Here’s how the process works: when the FAA becomes aware of a problem, it presents the facts to the manufacturer. The OEM does a feasibility study, and the two determine if there should be a Service Bulletin, AD or both. However, the FAA does have the authority to issue an AD regardless of the manufacturer’s decision about whether or not to issue a Service Bulletin. The important issue is that there is no FAA regulation requiring notification of aircraft owners before that point.

There are several lessons to be learned from Wetherell’s dilemma. In the final analysis, OEMs are not required to inform aircraft owners of potential problems. They are only required to work through the established FAA procedures. As one airworthiness inspector pointed out, OEMs should not be passing on unsubstantiated problems to owners, and once something is substantiated they should be dealing with it in conjunction with the FAA.

Conversely, an ounce of prevention is worth $23 million of cure. While sticking to the FAA’s process might be legally right, perhaps the outcome might have been different had there been more candor earlier on. Much of the problem stemmed from Wetherell’s lack of confidence in the aircraft as a result of what he perceived to be a less than forthcoming OEM. As a result, Wetherell gave up a good aircraft with a manageable problem and a valid solution.

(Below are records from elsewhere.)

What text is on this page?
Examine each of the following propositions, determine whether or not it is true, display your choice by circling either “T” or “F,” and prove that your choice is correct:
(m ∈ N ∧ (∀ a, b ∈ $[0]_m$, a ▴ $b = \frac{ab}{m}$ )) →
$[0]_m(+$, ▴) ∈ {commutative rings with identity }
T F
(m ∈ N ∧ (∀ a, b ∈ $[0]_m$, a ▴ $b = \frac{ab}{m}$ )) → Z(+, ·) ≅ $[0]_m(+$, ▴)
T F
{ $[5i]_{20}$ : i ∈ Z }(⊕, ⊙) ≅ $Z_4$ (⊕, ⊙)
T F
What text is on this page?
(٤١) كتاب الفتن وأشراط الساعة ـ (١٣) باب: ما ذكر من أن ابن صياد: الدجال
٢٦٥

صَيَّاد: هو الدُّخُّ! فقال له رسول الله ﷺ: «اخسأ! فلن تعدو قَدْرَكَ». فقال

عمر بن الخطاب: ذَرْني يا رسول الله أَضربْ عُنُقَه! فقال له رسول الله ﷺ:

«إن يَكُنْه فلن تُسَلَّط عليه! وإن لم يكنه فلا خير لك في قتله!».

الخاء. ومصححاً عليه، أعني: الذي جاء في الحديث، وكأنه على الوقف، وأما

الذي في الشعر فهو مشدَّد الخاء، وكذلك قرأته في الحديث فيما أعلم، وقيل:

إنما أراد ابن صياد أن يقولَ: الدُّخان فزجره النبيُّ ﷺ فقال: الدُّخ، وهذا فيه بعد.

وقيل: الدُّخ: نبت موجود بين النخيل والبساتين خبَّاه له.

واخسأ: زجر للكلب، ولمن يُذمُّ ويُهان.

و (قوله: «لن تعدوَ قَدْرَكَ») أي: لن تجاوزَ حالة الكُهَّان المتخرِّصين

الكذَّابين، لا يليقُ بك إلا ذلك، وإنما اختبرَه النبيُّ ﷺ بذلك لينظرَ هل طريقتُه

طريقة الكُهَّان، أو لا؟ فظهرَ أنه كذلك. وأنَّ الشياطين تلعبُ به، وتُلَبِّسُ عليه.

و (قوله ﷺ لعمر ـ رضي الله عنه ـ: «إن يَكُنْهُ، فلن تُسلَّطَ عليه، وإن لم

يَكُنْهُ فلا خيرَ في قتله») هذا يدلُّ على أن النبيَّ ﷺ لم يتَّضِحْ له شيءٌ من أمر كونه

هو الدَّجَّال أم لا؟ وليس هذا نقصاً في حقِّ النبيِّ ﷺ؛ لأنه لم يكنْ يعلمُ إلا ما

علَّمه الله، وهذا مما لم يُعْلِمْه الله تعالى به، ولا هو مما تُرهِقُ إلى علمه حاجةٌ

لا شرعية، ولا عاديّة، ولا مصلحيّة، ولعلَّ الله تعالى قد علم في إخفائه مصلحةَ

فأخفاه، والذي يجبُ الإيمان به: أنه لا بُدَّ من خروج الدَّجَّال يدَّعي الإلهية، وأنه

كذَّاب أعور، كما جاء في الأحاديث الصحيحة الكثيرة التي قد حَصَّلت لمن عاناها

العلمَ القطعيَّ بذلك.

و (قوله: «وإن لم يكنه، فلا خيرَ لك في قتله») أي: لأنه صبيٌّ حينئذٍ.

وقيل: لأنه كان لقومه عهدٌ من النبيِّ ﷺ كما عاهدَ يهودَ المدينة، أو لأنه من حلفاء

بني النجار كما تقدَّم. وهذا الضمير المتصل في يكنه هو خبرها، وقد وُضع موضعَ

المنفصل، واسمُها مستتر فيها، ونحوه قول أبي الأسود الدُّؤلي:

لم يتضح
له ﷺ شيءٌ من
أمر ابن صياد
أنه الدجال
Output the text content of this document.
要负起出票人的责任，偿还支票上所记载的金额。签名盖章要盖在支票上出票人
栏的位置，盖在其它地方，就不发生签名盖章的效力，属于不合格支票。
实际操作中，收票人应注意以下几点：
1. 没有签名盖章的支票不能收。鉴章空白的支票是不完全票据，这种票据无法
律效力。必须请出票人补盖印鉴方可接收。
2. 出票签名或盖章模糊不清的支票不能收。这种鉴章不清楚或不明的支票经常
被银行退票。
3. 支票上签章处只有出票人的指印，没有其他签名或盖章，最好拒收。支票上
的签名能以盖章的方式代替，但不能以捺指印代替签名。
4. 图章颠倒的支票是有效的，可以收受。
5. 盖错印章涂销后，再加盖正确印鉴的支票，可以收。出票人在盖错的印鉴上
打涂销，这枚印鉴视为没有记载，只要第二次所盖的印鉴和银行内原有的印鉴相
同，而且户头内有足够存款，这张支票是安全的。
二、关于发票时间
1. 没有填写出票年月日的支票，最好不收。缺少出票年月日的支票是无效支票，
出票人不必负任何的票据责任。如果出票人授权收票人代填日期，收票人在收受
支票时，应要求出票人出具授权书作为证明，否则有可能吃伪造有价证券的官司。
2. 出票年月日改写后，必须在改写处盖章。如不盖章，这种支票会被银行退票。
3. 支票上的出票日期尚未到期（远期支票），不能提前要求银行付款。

Finally, how many times do people have to be reminded that e-mail never dies? It is often treated in the same manner as off-hand comments in an office, but in reality it is a black-and-white record of what one has said. It doesn’t matter if it wasn’t intended to be read by anyone else. Case law is now buried in e-mail the writer never intended to be made public. It isn’t difficult to believe that Scianna wanted to gather all relevant facts and to analyze the most appropriate technical solution before briefing the airframe manufacturer, but the wording also made it very likely that a jury would have seen it as arrogant and highly self-serving.